THE FACTS ABOUT SEXSOMNIA
What is it?
Sexsomnia is a rare type of parasomnia (sleep disorder) in which a sleeping person engages in sexual activities.
These can include masturbation, spontaneous orgasms, loud moaning, talking dirty, fondling, performing oral sex or having vaginal or anal intercourse with a bed partner.
The sexsomniac is unaware of and unable to control their actions with bouts of sexual activity tending to start abruptly and lasting less than half an hour.
It’s mainly men who have ‘sleep sex’ – it appears to be up to three times more common in males – though women do experience it. For those women who do, masturbation is the most common behaviour.
How do you know they’re not awake and pretending?

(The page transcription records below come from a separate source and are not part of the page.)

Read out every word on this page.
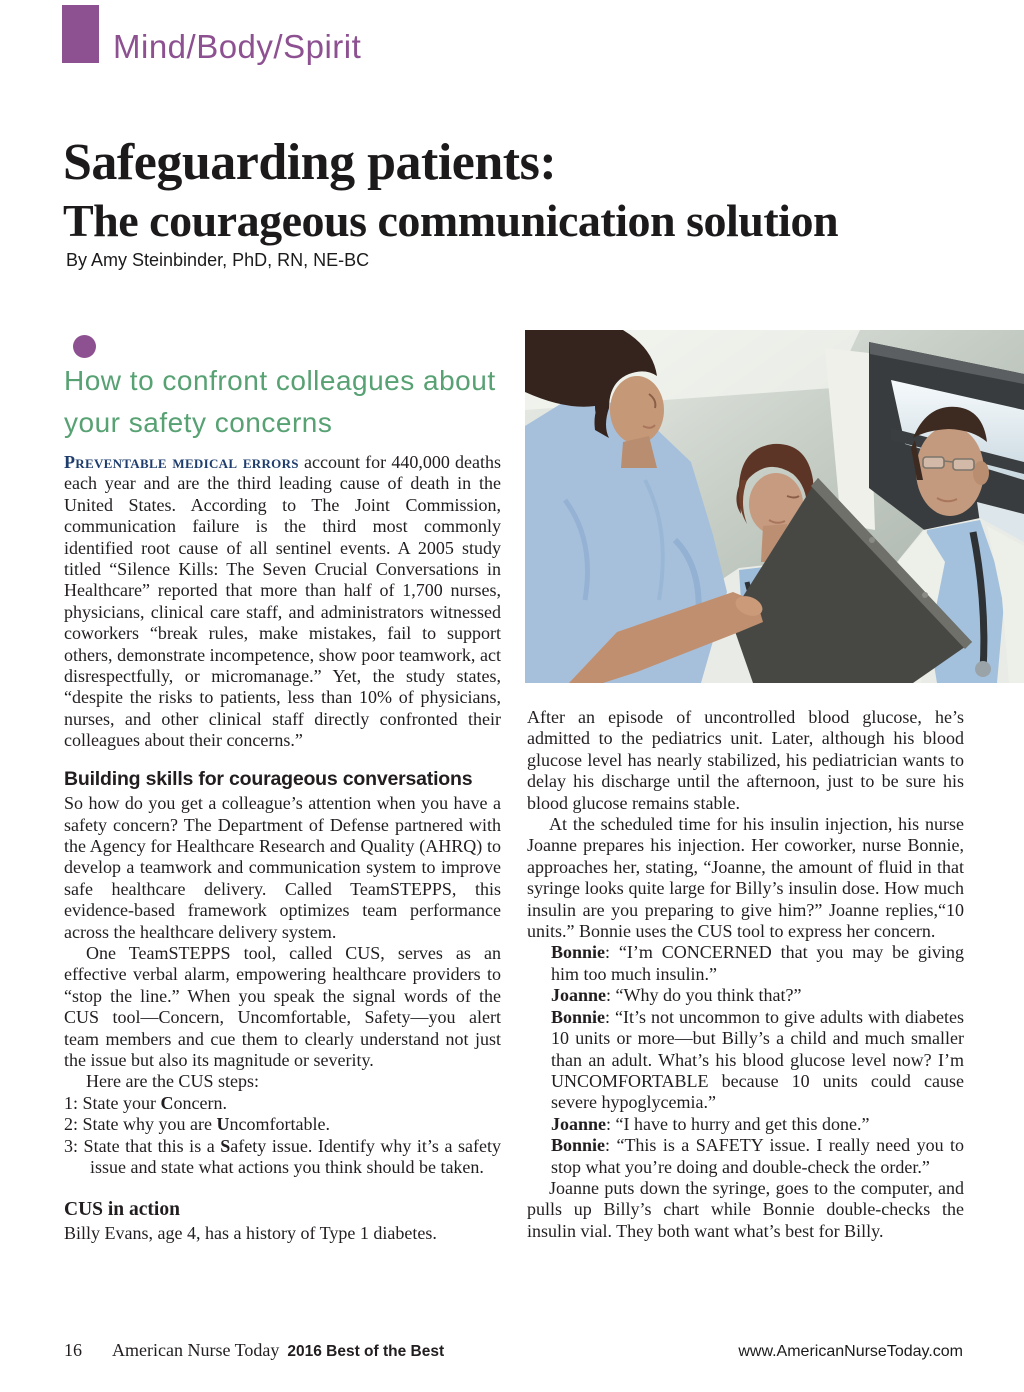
Mind/Body/Spirit
Safeguarding patients:
The courageous communication solution
By Amy Steinbinder, PhD, RN, NE-BC
How to confront colleagues about
your safety concerns

Preventable medical errors account for 440,000 deaths each year and are the third leading cause of death in the United States. According to The Joint Commission, communication failure is the third most commonly identified root cause of all sentinel events. A 2005 study titled “Silence Kills: The Seven Crucial Conversations in Healthcare” reported that more than half of 1,700 nurses, physicians, clinical care staff, and administrators witnessed coworkers “break rules, make mistakes, fail to support others, demonstrate incompetence, show poor teamwork, act disrespectfully, or micromanage.” Yet, the study states, “despite the risks to patients, less than 10% of physicians, nurses, and other clinical staff directly confronted their colleagues about their concerns.”

Building skills for courageous conversations

So how do you get a colleague’s attention when you have a safety concern? The Department of Defense partnered with the Agency for Healthcare Research and Quality (AHRQ) to develop a teamwork and communication system to improve safe healthcare delivery. Called TeamSTEPPS, this evidence-based framework optimizes team performance across the healthcare delivery system.

One TeamSTEPPS tool, called CUS, serves as an effective verbal alarm, empowering healthcare providers to “stop the line.” When you speak the signal words of the CUS tool—Concern, Uncomfortable, Safety—you alert team members and cue them to clearly understand not just the issue but also its magnitude or severity.

Here are the CUS steps:

1: State your Concern.
2: State why you are Uncomfortable.
3: State that this is a Safety issue. Identify why it’s a safety issue and state what actions you think should be taken.
CUS in action

Billy Evans, age 4, has a history of Type 1 diabetes.

After an episode of uncontrolled blood glucose, he’s admitted to the pediatrics unit. Later, although his blood glucose level has nearly stabilized, his pediatrician wants to delay his discharge until the afternoon, just to be sure his blood glucose remains stable.

At the scheduled time for his insulin injection, his nurse Joanne prepares his injection. Her coworker, nurse Bonnie, approaches her, stating, “Joanne, the amount of fluid in that syringe looks quite large for Billy’s insulin dose. How much insulin are you preparing to give him?” Joanne replies,“10 units.” Bonnie uses the CUS tool to express her concern.

Bonnie: “I’m CONCERNED that you may be giving him too much insulin.”

Joanne: “Why do you think that?”

Bonnie: “It’s not uncommon to give adults with diabetes 10 units or more—but Billy’s a child and much smaller than an adult. What’s his blood glucose level now? I’m UNCOMFORTABLE because 10 units could cause severe hypoglycemia.”

Joanne: “I have to hurry and get this done.”

Bonnie: “This is a SAFETY issue. I really need you to stop what you’re doing and double-check the order.”

Joanne puts down the syringe, goes to the computer, and pulls up Billy’s chart while Bonnie double-checks the insulin vial. They both want what’s best for Billy.

16 American Nurse Today 2016 Best of the Best	www.AmericanNurseToday.com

One of the most confusing things for people interacting with a sexsomniac is that their eyes are often open… even though they’re still asleep. Their look is described as ‘vacant’ or ‘glassy’ with a ‘faraway look’.

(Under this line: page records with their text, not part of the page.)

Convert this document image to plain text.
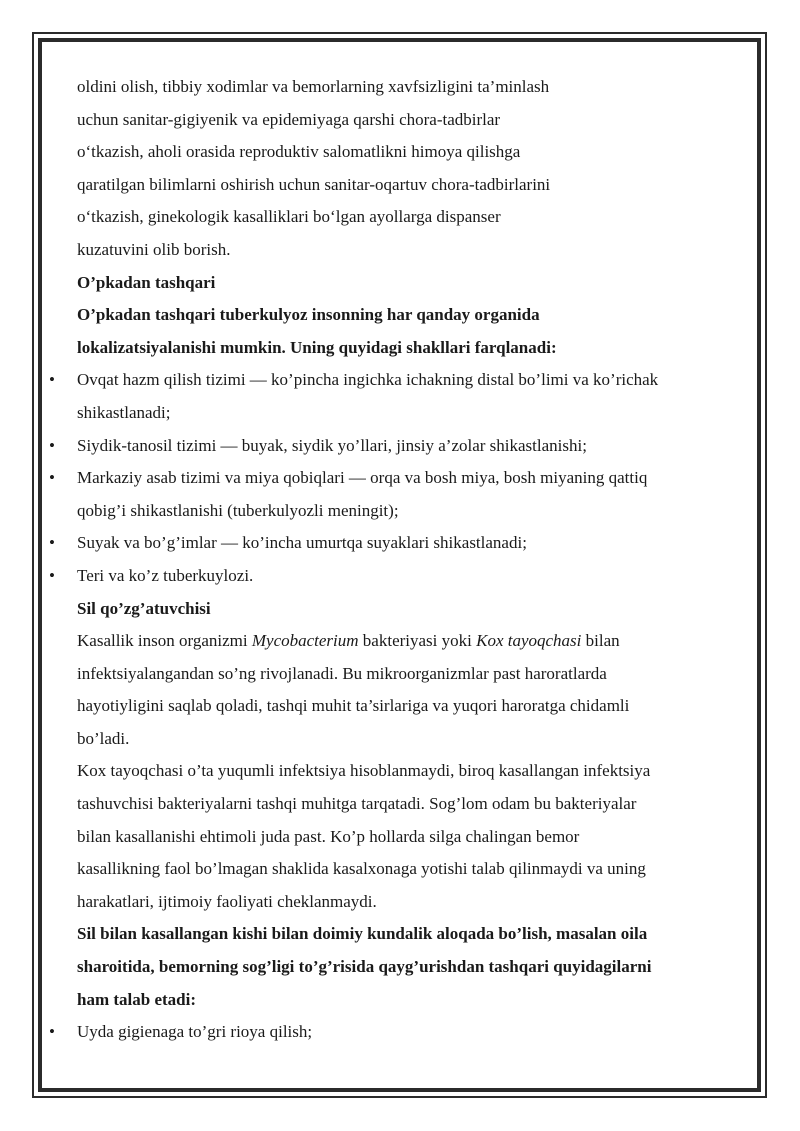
oldini olish, tibbiy xodimlar va bemorlarning xavfsizligini ta’minlash

uchun sanitar-gigiyenik va epidemiyaga qarshi chora-tadbirlar

o‘tkazish, aholi orasida reproduktiv salomatlikni himoya qilishga

qaratilgan bilimlarni oshirish uchun sanitar-oqartuv chora-tadbirlarini

o‘tkazish, ginekologik kasalliklari bo‘lgan ayollarga dispanser

kuzatuvini olib borish.

O’pkadan tashqari

O’pkadan tashqari tuberkulyoz insonning har qanday organida

lokalizatsiyalanishi mumkin. Uning quyidagi shakllari farqlanadi:

• Ovqat hazm qilish tizimi — ko’pincha ingichka ichakning distal bo’limi va ko’richak

shikastlanadi;

• Siydik-tanosil tizimi — buyak, siydik yo’llari, jinsiy a’zolar shikastlanishi;

• Markaziy asab tizimi va miya qobiqlari — orqa va bosh miya, bosh miyaning qattiq

qobig’i shikastlanishi (tuberkulyozli meningit);

• Suyak va bo’g’imlar — ko’incha umurtqa suyaklari shikastlanadi;

• Teri va ko’z tuberkuylozi.

Sil qo’zg’atuvchisi

Kasallik inson organizmi Mycobacterium bakteriyasi yoki Kox tayoqchasi bilan

infektsiyalangandan so’ng rivojlanadi. Bu mikroorganizmlar past haroratlarda

hayotiyligini saqlab qoladi, tashqi muhit ta’sirlariga va yuqori haroratga chidamli

bo’ladi.

Kox tayoqchasi o’ta yuqumli infektsiya hisoblanmaydi, biroq kasallangan infektsiya

tashuvchisi bakteriyalarni tashqi muhitga tarqatadi. Sog’lom odam bu bakteriyalar

bilan kasallanishi ehtimoli juda past. Ko’p hollarda silga chalingan bemor

kasallikning faol bo’lmagan shaklida kasalxonaga yotishi talab qilinmaydi va uning

harakatlari, ijtimoiy faoliyati cheklanmaydi.

Sil bilan kasallangan kishi bilan doimiy kundalik aloqada bo’lish, masalan oila

sharoitida, bemorning sog’ligi to’g’risida qayg’urishdan tashqari quyidagilarni

ham talab etadi:

• Uyda gigienaga to’gri rioya qilish;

Another tell-tale sign it’s genuine is the person is either completely or minimally responsive to what’s happening or any attempt at conversation.

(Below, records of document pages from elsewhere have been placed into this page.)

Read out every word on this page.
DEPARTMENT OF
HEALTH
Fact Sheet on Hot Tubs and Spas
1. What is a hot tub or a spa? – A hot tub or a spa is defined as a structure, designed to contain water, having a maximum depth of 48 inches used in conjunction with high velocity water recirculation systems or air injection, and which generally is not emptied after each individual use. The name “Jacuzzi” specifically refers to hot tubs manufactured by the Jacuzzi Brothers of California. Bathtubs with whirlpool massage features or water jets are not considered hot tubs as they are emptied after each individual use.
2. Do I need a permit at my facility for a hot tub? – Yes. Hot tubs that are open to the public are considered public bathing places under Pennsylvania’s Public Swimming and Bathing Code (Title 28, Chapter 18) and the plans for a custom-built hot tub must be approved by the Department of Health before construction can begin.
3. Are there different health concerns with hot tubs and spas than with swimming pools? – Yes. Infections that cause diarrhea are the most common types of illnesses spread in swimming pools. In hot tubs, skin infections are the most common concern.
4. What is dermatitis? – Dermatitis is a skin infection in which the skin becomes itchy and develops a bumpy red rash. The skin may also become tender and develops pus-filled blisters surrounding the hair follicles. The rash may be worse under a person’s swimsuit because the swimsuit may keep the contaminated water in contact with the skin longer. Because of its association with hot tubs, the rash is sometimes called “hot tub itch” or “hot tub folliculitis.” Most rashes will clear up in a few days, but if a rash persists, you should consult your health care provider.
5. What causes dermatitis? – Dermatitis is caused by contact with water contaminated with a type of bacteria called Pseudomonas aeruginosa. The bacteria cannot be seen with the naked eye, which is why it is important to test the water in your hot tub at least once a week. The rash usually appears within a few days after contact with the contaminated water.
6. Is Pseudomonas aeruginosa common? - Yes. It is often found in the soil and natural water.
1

Another giveaway: their sexual advances are unusual for the person and often unusually aggressive. They’re selfish: focused on their own enjoyment not their partners. The person seems lust-driven and less inhibited than they are when having sex awake.
It’s extremely difficult or impossible for their partners to wake them up at the time. Once they do wake to full consciousness, usually the next morning, there’s often no memory of what’s happened.
How many people have it?
Case reports of sexsomnia are few and far between.
Not just because it’s rare but because people who suffer from it are often too ashamed to own up to it.
The first officially recorded case was in Singapore in 1986 when a man reported to his doctor that he appeared to masturbate in his sleep every night, without being aware of it.
By 2015, only 94 cases had been documented worldwide.
A study in 2017 highlights just how rare it is in the general population: of 16,000 patients being treated at a sleep clinic, only 17 cases of sexsomnia were found.
What causes it?
There’s no one cause – but there are factors that appear to trigger it.
Lack of sleep, high anxiety and stress and being over tired all appear to be linked to the condition. Drinking, drug use, things that disrupt sleep (like shift work) and depression can also be triggers.
It’s also likely to be at least partly hereditary.
How do you know if you’ve got it?
If you sleep alone, the first hint might be waking to find yourself masturbating – or finding evidence of nocturnal ejaculation. Usually it’s the person you’re sharing your bed with who alerts you to what’s going on. Not surprisingly since they often have no recollection, the first reaction of a sexsomniac is denial.
Most don’t remember anything they did or said during the night and it often takes hard evidence – like a partner taking a video – before they’re convinced it happened.
What about the issue of consent?
Sexsomnia poses serious and distressing issues around consent, for obvious reasons.
It’s a given that a sexsomniac must make sure any person who shares a bed with them is informed and able to control their advances.
Having ‘sleep sex’ sounds like fun for the person instigating it but it’s often not. Imagine being unaware and not in control of what you do while asleep – and waking up to find you did things you’d never do in real life to someone you’d never normally interact sexually with.
If it could cause problems – the sex isn’t wanted or you’re worried you might initiate sex with someone you don’t want to – experts highly recommend sleeping in another room, preferably one with a lock that’s difficult to undo easily. Alternatively, your partner can sleep separately and lock their door from the inside.
What if I think I have it?
You can’t cure sexsomnia but it is manageable.
If you think you have it, visit your GP and ask for a referral to a physician who is a sleep specialist.
There is medication that can help but it’s more likely you’ll be advised to manage your triggers.
These vary person to person but reducing stress and developing good sleep habits all help to keep it under control.